The boundaries of my time zones - past, present and future - are blurred so that I can easily travel back and forth between them whenever I choose: I need no reservations, passport, tickets or suitcases to visit the realms of thought. My mind is a mini nation, an independent state, whose only language is "Rose Mary speak" and of which I am the only citizen and sole proprietor.
The memories recorded on the internal video of my past are overlaid with a golden patina brushed on by the distance of time. My life has consisted more of little moments than major events: As in a symphony, it has minor, quiet, yet lovely melodies more frequently than grand, crashing crescendos.
July 4th reruns: I'm with my parents and brother Earl's family out at Morton Memorial, watching the fireworks. "Ooh! ... Ah! ... " the children cry. Fast forward: Here Bill and I are with Bill's mother and various Clarkes at the family cottage at Camp Lake north of Grand Rapids. I'm rudely awakened during a snooze when my brother-in-law, Bill Drubert, tosses firecrackers under the sleeping porch: "Blam! Blam! Blam!"
1976: Bill has painted an American flag on the wall of our summerhouse. Vicki and we attend a celebration at the Irvington Methodist Church where Dr. Ballard reads the Declaration. Later we sit on the grass at a downtown park with a hundred thousand people and listen to various groups perform. When darkness falls they shoot fireworks from the top of a bank tower. "Ooh! ... Ah! ..." the children cry.
In other years we park on a street near the downtown. Vicki and her chum, Sheila, recline on the hood of the car. "Ooh! ... Ah! ...” they cry. When we come home they prance around, waving sparklers ... so long ago ... so long ago.
The celebration in Washington, D.C: four years ago is the best. Our twin grandsons and we join the throng at the National Archives where actors portray the Founders and read from the Declaration and the Constitution.
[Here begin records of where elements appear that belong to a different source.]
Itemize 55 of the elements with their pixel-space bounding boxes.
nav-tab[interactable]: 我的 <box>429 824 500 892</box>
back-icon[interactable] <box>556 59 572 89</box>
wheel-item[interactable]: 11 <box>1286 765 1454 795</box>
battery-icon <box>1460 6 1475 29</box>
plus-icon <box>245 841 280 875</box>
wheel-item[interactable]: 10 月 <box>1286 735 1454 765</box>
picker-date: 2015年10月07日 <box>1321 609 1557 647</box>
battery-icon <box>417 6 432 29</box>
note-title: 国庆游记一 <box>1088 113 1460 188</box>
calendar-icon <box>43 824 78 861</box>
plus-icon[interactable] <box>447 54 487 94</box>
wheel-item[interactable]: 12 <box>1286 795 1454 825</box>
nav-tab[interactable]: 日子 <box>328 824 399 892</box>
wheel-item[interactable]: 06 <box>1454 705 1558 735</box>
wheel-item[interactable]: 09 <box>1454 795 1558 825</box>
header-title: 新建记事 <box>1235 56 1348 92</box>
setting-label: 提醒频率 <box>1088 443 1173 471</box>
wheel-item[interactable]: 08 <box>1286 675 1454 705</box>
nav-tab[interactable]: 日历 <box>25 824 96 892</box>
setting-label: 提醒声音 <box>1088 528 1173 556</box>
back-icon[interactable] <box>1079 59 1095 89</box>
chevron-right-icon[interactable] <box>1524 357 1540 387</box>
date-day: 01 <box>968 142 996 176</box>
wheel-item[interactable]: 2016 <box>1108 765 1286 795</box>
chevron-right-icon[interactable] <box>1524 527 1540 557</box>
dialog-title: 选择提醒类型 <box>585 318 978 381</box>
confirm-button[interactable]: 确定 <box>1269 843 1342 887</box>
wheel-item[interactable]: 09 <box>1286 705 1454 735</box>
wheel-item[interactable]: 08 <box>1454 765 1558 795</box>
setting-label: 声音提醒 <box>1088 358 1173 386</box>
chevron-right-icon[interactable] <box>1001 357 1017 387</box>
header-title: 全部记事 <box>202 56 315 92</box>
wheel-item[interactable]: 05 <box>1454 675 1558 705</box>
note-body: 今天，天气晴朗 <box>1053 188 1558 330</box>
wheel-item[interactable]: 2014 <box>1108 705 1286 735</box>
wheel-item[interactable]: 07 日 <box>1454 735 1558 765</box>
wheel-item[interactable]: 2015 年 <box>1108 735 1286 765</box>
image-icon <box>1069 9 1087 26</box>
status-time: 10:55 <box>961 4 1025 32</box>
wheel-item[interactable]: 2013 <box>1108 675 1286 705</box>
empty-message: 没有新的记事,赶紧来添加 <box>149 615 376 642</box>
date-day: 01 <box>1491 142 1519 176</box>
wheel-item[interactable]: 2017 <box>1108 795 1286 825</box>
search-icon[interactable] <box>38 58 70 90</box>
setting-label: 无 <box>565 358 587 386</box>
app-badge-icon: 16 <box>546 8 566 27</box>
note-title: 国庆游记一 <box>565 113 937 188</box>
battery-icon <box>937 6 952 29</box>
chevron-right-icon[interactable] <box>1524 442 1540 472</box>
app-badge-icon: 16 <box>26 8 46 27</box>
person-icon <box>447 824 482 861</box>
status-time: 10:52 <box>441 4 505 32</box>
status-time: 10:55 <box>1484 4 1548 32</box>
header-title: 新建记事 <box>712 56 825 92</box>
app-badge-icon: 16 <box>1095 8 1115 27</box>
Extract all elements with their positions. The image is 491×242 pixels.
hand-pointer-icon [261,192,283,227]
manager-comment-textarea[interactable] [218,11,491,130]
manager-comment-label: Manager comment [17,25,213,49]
Then we enter a long line to move past the documents that resulted from bold, new thinking. That evening we sit on the steps of the Capitol, part of a huge crowd that stretches from the Capitol on past the Washington Monument and watch a concert and fireworks. "Ooh! ... Ah! ..." the children cry. I think about the diversity -- yet togetherness -- of the American people.
July 4, 2008: We shall be at a family reunion at the summer home of the California Clarkes in Michigan. There will be glasses raised, fond memories of those who are no longer with us and Esther's potato salad or barbecued hot dogs. And children will cry, "Ooh! ... Ah! ..." when they shoot off fireworks.
My upbringing, education, life experiences and observation of the world around me have left an indelible imprint on the basic "me" so that I am what I am. However, the ability to think -- to adapt and to ponder new ideas -- also makes me what I am. As I grow in years, I do hope that I can resist being negative. I want to grow in spirit and understanding and travel down new channels of thought, rather than becoming trapped, like a fossil, in the strata of the past. The old, familiar tunes are sweet, but I want to graft new melodies and verses onto them.